We are currently onboarding partners who want to build the next generation of reliable AI agents. If you want to try Sandbox-as-a-Service:

Contact the Klavis Team to get access.

Frequently Asked Questions

Q: How does this differ from a standard mock server? A: Standard mocks usually return static responses (e.g., always returning "200 OK"). A Klavis Sandbox is a stateful logic engine. If your agent uploads a file to the sandbox file system, that file actually exists in the virtual drive and can be retrieved or modified by subsequent commands.

Q: Can I use this for training custom models? A: Yes. The deterministic nature of the sandbox makes it ideal for generating synthetic training data or performing Reinforcement Learning from Human Feedback (RLHF), as you can mathematically verify the outcome of every tool call.

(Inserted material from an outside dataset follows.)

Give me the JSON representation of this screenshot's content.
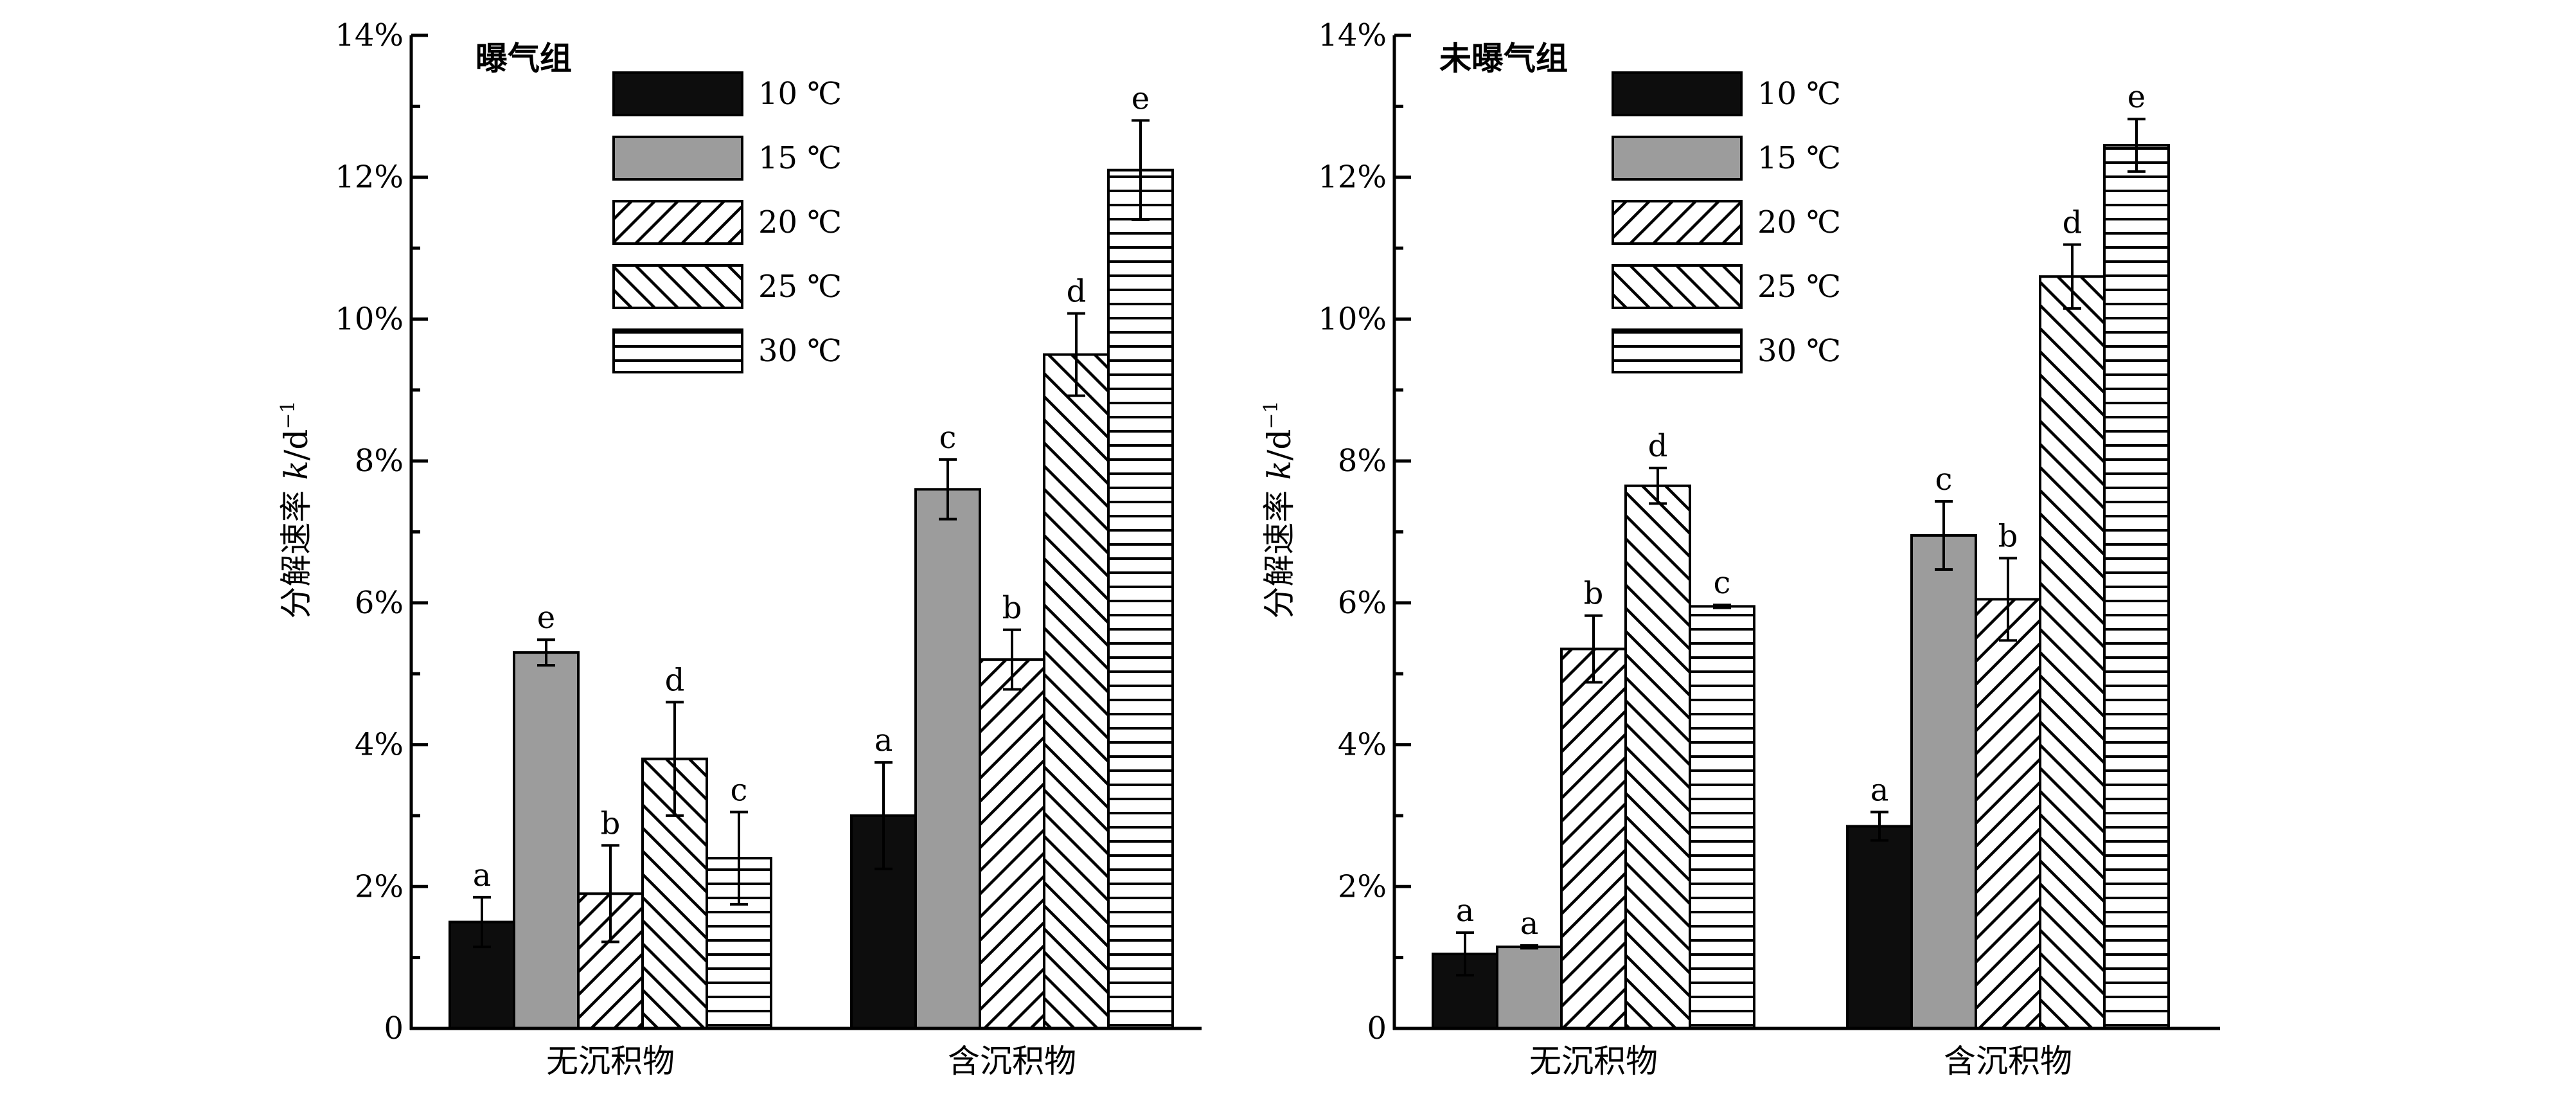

Q: How do you handle environment versioning and reproducibility? A: Klavis supports deterministic seeds and snapshots for complete reproducibility. Each sandbox version is tracked, and you can replay evaluations against specific environment versions for consistent benchmarking over time.

Q: What verifier mechanisms do you provide to determine task success? A: Our dump API provides complete state snapshots that can be programmatically compared against expected outcomes. This enables automated verification pipelines with custom success criteria.

Q: Is the data private? A: Yes. All sandbox environments are isolated and ephemeral. Once you call Reset or the session ends, the data is permanently erased.

Q: How scalable is the platform for large-scale evaluations? A: Klavis supports full parallelization with proven large-scale task execution. You can run thousands of concurrent evaluations without state collision between sandbox instances.